Лейтенант Солдатов сел на крыло и устало привалился спиной к кабине.

— Ты почему не сразу зашел на посадку? А?

— Быстро развернуться — его смести могло, Николай Николаевич.

— Могло, дарданелла. Ну, спасибо тебе, Демарев.

— Мне? За что?

— За то, что не умер глупо.

Дребезжа и отстреливаясь выхлопной трубой, подкатила санитарная машина. Шофер с шиком тормознул, из кабинки белым голубем выпорхнул врач, летит к Сергею. Смочил ватку из флакончика, подает.

— Нюхайте, сержант, нюхайте.

— Что это? — отобрал у него лекарство Бушуев.

— Спирт.
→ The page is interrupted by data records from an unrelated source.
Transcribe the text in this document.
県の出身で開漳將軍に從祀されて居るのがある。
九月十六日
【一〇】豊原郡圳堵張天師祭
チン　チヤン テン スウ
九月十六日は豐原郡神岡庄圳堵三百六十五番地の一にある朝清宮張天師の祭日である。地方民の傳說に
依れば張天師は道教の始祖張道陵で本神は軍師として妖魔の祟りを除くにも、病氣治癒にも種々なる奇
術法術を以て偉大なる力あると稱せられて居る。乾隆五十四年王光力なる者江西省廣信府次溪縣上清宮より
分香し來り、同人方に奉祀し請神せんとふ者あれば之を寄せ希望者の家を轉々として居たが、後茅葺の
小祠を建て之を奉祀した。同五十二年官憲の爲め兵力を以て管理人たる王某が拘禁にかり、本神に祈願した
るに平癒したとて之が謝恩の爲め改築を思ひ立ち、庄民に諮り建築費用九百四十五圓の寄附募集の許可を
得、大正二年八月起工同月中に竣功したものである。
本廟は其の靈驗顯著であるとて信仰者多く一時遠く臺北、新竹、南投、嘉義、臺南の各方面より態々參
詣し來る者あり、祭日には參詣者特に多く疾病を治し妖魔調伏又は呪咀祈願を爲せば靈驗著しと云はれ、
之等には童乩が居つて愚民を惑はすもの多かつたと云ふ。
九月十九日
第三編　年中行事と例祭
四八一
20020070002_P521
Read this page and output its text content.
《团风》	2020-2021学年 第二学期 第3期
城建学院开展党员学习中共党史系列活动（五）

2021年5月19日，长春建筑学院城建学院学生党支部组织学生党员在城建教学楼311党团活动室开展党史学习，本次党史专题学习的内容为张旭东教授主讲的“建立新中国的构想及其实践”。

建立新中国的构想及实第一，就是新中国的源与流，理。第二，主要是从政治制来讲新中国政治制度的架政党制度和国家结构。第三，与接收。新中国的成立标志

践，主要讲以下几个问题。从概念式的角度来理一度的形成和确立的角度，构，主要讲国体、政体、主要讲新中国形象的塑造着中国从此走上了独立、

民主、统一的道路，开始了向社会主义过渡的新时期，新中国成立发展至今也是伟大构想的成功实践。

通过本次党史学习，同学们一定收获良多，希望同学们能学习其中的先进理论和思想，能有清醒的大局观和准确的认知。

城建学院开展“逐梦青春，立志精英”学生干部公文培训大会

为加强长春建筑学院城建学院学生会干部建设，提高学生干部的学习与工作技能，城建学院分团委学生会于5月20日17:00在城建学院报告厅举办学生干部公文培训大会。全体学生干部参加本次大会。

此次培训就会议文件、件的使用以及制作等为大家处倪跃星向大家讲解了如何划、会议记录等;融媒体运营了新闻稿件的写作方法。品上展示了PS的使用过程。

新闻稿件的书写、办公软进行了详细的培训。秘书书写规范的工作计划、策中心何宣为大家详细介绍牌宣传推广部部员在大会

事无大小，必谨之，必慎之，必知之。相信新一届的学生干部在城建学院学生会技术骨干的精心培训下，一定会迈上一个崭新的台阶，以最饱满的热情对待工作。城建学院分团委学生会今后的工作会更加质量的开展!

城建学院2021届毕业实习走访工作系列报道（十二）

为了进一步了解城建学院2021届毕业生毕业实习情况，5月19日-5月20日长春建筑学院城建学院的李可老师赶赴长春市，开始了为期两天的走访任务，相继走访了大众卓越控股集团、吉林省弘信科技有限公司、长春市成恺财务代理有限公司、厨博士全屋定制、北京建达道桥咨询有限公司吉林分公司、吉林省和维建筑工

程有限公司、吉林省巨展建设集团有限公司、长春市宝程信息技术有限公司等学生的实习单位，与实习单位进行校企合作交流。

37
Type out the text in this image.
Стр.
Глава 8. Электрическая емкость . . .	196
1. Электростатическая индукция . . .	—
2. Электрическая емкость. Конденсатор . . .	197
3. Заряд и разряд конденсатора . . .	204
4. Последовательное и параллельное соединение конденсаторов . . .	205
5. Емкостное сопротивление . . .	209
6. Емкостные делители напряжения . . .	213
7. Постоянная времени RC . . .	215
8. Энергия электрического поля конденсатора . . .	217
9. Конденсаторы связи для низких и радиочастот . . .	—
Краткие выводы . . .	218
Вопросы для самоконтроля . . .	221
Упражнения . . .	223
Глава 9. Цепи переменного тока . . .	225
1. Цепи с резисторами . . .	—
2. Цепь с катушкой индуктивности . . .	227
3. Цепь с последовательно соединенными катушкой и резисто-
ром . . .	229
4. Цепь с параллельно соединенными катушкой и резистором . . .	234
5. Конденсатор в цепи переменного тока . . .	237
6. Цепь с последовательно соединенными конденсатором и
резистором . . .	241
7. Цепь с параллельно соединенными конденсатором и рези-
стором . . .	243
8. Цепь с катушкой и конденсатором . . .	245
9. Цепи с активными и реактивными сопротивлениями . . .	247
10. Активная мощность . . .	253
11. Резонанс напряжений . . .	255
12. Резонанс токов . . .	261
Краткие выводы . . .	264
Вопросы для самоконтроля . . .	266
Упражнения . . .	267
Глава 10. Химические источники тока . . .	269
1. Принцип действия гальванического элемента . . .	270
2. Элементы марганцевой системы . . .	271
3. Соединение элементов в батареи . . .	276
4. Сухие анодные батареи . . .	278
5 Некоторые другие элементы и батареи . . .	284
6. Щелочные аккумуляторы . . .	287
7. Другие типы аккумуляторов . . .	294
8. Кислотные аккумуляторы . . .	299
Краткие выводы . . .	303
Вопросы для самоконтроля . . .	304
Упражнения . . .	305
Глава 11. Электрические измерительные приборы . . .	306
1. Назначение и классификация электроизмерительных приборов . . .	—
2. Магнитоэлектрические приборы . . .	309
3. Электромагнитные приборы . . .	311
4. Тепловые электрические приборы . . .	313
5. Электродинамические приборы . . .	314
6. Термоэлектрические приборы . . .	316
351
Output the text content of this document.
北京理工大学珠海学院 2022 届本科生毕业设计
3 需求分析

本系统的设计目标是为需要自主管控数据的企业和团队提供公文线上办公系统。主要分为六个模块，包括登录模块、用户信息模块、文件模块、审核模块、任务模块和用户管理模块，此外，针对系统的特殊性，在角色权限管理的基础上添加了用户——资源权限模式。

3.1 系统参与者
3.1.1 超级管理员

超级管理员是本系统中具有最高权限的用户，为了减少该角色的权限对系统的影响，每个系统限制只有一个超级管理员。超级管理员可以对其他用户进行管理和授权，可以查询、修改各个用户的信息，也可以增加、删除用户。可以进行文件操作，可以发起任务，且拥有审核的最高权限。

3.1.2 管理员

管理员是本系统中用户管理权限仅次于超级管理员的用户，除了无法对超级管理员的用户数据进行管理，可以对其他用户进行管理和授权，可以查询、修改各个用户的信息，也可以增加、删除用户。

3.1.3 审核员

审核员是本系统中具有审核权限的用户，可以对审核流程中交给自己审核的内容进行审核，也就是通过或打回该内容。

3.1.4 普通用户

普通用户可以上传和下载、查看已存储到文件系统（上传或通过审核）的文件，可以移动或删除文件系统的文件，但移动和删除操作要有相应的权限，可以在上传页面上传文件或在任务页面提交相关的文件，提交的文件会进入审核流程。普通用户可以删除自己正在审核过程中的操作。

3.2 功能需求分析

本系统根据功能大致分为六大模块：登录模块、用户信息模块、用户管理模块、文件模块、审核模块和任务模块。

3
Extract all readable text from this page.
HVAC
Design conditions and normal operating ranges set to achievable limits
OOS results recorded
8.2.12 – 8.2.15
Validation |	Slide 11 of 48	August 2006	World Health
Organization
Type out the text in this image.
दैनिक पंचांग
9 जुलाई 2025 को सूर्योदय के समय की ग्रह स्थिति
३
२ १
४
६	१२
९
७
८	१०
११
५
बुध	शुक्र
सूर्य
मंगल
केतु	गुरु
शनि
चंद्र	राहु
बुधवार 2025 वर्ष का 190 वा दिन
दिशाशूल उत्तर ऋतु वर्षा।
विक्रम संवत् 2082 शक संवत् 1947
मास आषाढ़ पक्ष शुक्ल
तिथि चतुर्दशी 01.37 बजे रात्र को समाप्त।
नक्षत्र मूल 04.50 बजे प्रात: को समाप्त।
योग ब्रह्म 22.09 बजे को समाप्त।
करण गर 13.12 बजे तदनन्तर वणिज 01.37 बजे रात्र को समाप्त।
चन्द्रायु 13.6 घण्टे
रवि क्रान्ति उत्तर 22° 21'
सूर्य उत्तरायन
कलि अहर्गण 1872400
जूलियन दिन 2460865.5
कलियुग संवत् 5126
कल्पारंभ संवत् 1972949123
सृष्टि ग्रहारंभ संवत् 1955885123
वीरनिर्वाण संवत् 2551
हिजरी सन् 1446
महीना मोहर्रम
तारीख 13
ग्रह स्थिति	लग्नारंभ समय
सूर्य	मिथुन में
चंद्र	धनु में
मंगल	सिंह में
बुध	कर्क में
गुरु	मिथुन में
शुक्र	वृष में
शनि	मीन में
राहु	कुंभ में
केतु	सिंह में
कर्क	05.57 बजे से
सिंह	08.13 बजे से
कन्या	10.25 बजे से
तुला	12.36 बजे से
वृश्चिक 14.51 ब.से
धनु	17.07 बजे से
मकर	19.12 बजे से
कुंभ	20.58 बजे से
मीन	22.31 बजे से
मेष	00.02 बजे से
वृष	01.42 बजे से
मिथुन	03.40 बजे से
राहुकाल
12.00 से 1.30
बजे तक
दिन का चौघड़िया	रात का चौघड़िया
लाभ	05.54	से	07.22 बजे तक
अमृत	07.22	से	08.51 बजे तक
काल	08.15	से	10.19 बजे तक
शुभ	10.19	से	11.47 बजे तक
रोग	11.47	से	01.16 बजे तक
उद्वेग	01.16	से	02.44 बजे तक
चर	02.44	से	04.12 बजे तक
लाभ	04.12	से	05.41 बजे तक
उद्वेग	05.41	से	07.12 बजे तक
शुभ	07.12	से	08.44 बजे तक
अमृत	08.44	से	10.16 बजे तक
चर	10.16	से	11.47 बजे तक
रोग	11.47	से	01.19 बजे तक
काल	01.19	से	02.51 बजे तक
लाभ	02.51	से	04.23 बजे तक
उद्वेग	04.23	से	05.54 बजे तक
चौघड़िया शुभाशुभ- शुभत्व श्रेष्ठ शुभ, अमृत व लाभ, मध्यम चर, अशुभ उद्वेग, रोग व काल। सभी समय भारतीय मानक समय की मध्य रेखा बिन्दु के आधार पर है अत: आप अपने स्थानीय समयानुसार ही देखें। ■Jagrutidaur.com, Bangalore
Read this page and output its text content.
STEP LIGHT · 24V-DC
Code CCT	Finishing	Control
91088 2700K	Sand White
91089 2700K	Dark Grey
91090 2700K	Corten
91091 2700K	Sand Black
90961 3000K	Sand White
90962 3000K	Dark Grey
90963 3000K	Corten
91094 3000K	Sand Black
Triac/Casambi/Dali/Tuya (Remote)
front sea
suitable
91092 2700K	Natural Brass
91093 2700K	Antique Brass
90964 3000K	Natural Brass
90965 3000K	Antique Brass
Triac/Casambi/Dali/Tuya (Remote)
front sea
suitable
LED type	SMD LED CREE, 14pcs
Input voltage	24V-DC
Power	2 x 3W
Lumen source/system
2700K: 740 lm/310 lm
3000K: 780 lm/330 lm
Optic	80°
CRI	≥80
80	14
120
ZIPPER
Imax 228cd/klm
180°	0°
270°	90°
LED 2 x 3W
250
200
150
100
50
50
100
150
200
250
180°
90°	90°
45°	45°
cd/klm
Нашатырный.

— А другого нет.

— Медицинский есть.

— Тащите.

— Я не пьющий, товарищ майор, — заотказывался Сергей.

— Тебя сейчас серной кислотой не проймешь.

Сергея заподталкивали сзади, засоветовали:

— Не отказывайся, дурень.

— Прими. Как-никак второй раз родился.

18

День по дню, день по дню настала очередь готовиться к демобилизации военнослужащим сорок четвертого года призыва. Приобретали чемоданчики, подкапливали деньжонки, исписывали адресами алфавитные блокнотики. Свыклись — не расставался бы.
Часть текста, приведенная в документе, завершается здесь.